Door Gods almacht, vrijheid, wijsheid

VIII. De schepping van de wereld is voortgekomen:

(a) door een almachtige kracht, alleen maar met een woord door zijn almachtige wil, door zijn enkel bevel. Daar zij licht, enz., en alzo zonder enige vermoeiing. Jes. 40:28. Weet gij niet ‘t niet? Hebt gij niet gehoord, dat de eeuwige God, de HEERE, de Schepper van de einden der aarde, noch moede noch mat wordt?

(b) Door zijn volstrekte vrijheid. God kon de wereld scheppen. Hij kon het ook nagelaten hebben. Hij kon ze geschapen hebben voor meer dan 5750 jaren. Hij kon ze ook later hebben geschapen, Hij kon ook wel meerdere wereldkloten hebben gemaakt; maar Hij heeft maar deze ene gemaakt, en dat op deze tijd, als ze nu is voortgebracht volgens zijn vrijwillig besluit.

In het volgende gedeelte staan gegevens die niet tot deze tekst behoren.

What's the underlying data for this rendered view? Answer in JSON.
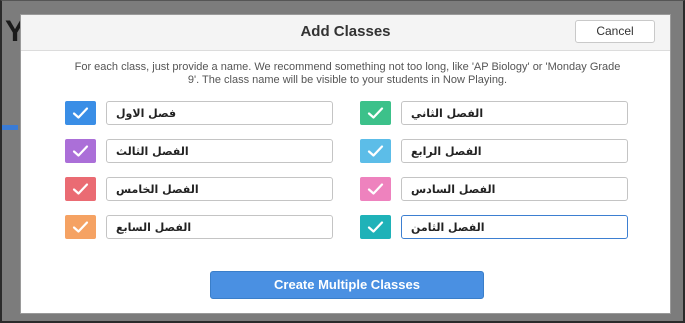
{
  "background": {
    "partial_letter": "Y"
  },
  "modal": {
    "title": "Add Classes",
    "cancel_label": "Cancel",
    "description": "For each class, just provide a name. We recommend something not too long, like 'AP Biology' or 'Monday Grade 9'. The class name will be visible to your students in Now Playing.",
    "create_label": "Create Multiple Classes"
  },
  "classes": [
    {
      "name": "فصل الاول",
      "color": "#3a8ee6"
    },
    {
      "name": "الفصل الثاني",
      "color": "#3cc18a"
    },
    {
      "name": "الفصل الثالث",
      "color": "#ab6fd8"
    },
    {
      "name": "الفصل الرابع",
      "color": "#5cbde8"
    },
    {
      "name": "الفصل الخامس",
      "color": "#ea6b73"
    },
    {
      "name": "الفصل السادس",
      "color": "#ee82be"
    },
    {
      "name": "الفصل السابع",
      "color": "#f5a263"
    },
    {
      "name": "الفصل الثامن",
      "color": "#1fb2b8"
    }
  ],
  "icons": {
    "checkbox": "check-icon"
  }
}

(c) Door een oneindige wijsheid, dewelke noch in het gehele al, noch in de orde, noch beweging, noch aaneenschakeling van de onderoorzaken, noch in het minste bloempje kan nagespeurd worden, schoon ze daaruit enigszins te zien is, maar men moet eindigen met uit te roepen: Psalm 104:24. Gij hebt ze alle met wijsheid gemaakt. Deze wijsheid vertoont zich wonderbaar in de orde, in welke ieder ding in de beginne is voortgebracht.

In zes dagen

IX. God kon wel alles in een ogenblik, zo ras als Hij de verwarde klomp voortbracht, geschapen hebben in die volmaakte staat, zoals het was op de zevende dag; maar ‘t heeft Hem behaagd het ene na het andere te scheppen, en dat in de tijd van zes dagen, en heeft alzo de mens een voorbeeld gegeven om zes dagen te arbeiden, en de zevende te rusten, gelijk de reden gegeven wordt: Exod. 20:11, Want in zes dagen heeft de HEERE de hemel en aarde gemaakt, .... en Hij rustte ten zevenden dage, daarom zegende de Heere de sabbatdag.

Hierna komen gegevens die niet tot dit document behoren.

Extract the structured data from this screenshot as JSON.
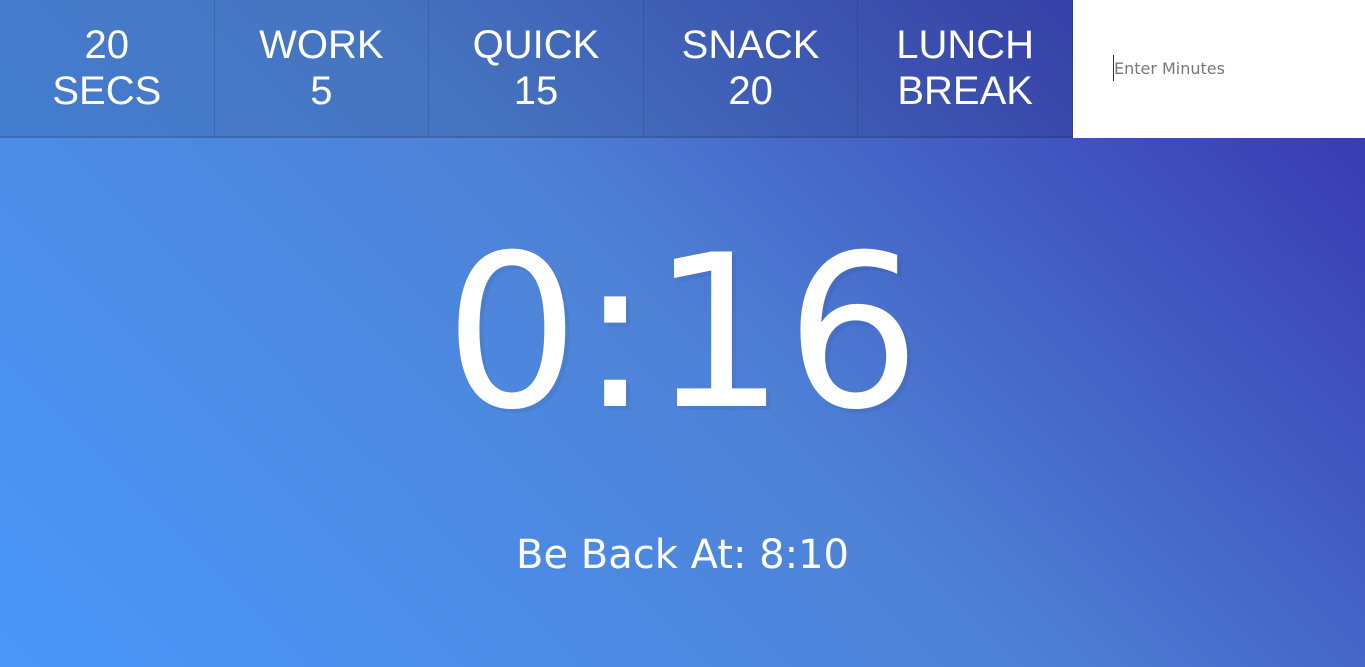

Maar of God tot elk dagwerk een gehele dag besteed heeft, dan of Hij elk dagwerk in een ogenblik voortgebracht heeft, dit is niet beschreven. God kon het wel in een ogenblik bevelen, ook wel in een ogenblik uit niet voortbrengen; maar als het ene uit het andere voortgebracht wordt, zo heeft het schepsel tijd van node om zich te bewegen; de lucht had tijd van node om uit de verwarde klomp, die klein was, ten opzichte van het gehele rond, zoals het daarna was, als van het middelpunt zich naar alle kanten uit te breiden, en die onmetelijke omkring te maken.

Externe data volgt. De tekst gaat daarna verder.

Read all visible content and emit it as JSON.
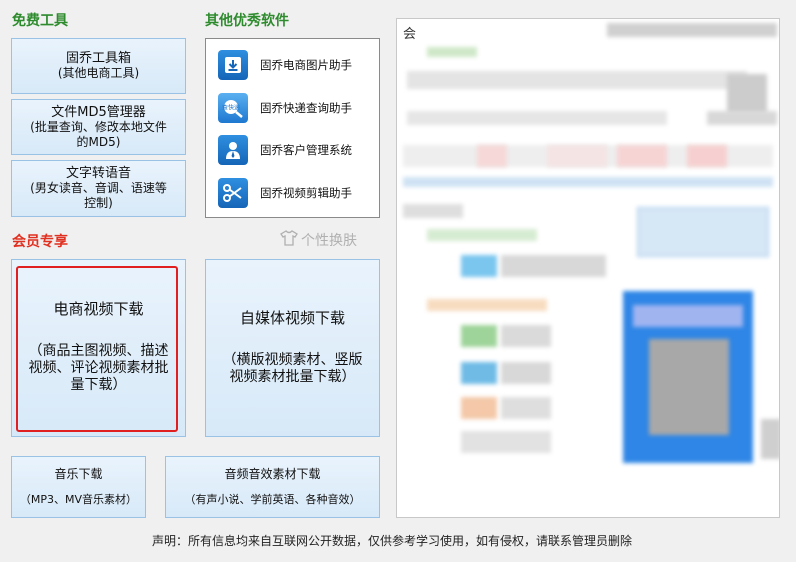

De wateren hadden tijd van doen om zich van elkaar te scheiden, in onderste en bovenste; de bomen hadden tijd van node om uit de aarde tot hun hoogte te komen, enz. Maar hoeveel tijd dat iedere dag daarin doorgebracht is, dat is niet te zeggen. Doch opdat de engelen, die over elke dag juichten, Job 38:7 stof zouden hebben, om die wijsheid en macht Gods in het voortbrengen van de dingen te beschouwen, en opdat het zes dagen scheppen een voorbeeld zou zijn voor de mens in zijn zes dagen arbeiden, en omdat God op ‘t einde van iedere dag zijn werk bezag en goedkeurde, en op de zevende alleen gezegd wordt te rusten, zo schijnt het mij toe, dat het waarschijnlijk is, dat in ieder dagwerk een dag besteed is.

(6)

Wat aan te merken in de schepping in ´t algemeen

X. Omdat de Heere ons de schepping zo onderscheidenlijk heeft laten beschrijven, zo is ‘t onze plicht, die ook met opmerking te beschouwen; daartoe dienen vooraf deze algemene opmerkingen:

1. Het eerste vers, In de beginne schiep God de hemel en de aarde, is niet een opschrift, of een kort begrip van de schepping, maar ‘t is een afdeling van de schepselen; door de hemel wordt verstaan de derde hemel, en door de aarde de aardkloot met de zienlijke hemelen.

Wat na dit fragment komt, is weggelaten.